The drug is sold in various forms, including blue pills designed to look like oxycodone, known locally in southern Arizona as “Mexican oxy.” In its powder form, fentanyl is often mixed with other drugs like heroin or methamphetamine.
But investigators in recent months have seen incipient signs that producers may be trying to make fentanyl inside the U.S., said Lamas.
“Over the last, I would say a year or so, we have started to uncover pill presses domestically in the United States,” he said.
“Certainly, these criminal organizations know that the emphasis is at the border,” Lamas said of interdiction efforts. Importing precursors from China and producing fentanyl domestically would be “just another mechanism that these criminal organizations will attempt to get their products sold in the United States,” he added.

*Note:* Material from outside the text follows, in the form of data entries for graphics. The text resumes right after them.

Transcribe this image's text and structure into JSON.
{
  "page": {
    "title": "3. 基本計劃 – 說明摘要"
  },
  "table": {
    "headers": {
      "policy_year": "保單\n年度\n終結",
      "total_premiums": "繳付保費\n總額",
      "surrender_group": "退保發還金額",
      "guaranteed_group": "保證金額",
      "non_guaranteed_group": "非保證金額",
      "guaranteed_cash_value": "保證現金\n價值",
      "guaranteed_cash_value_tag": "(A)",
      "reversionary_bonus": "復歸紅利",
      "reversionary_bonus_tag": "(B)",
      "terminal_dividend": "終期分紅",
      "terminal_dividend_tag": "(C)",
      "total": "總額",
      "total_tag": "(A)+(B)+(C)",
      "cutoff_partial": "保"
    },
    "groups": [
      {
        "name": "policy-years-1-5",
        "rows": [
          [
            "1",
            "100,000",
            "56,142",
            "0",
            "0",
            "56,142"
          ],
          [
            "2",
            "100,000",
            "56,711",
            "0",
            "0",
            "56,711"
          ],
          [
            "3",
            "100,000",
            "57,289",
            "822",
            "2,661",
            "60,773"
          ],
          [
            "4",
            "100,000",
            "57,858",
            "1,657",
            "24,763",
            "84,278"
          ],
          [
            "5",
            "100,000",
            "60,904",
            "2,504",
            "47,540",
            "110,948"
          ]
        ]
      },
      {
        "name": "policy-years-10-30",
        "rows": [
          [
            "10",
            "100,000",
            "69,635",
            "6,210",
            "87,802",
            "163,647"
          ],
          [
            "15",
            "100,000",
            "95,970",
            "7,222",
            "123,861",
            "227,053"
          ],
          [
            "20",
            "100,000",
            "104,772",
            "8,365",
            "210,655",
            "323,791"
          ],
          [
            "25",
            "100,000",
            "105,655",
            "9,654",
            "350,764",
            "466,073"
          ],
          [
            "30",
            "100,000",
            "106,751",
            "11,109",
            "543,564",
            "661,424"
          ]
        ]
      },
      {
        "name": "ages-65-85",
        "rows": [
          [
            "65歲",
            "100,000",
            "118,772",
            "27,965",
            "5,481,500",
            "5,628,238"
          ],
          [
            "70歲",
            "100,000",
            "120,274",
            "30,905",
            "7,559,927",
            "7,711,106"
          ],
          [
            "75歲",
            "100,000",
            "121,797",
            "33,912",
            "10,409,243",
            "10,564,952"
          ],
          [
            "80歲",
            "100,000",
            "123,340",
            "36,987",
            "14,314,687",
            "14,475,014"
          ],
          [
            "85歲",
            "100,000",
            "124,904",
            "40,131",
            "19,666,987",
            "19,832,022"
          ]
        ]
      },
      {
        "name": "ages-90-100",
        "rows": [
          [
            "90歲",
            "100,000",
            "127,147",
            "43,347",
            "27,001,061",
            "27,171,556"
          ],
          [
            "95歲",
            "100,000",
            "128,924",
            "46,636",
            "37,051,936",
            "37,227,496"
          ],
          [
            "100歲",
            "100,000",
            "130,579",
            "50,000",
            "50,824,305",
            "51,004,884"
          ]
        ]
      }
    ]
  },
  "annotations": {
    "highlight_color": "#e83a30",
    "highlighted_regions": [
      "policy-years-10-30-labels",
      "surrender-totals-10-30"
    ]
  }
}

Cheap to produce and buy, fentanyl has exploded in popularity in recent years. But even a tiny dose can be fatal because it’s 50 times more potent than heroin and producers don’t tend to worry about quality control when pressing the powder into pills or lacing it with other drugs.
Addiction to fentanyl has spread through homeless populations in Los Angeles and other large western cities where it is sold in small doses at low cost.
“What makes it so much more dangerous is because it really doesn’t discriminate in terms of economics,” said Lamas. “It’s available to anybody.”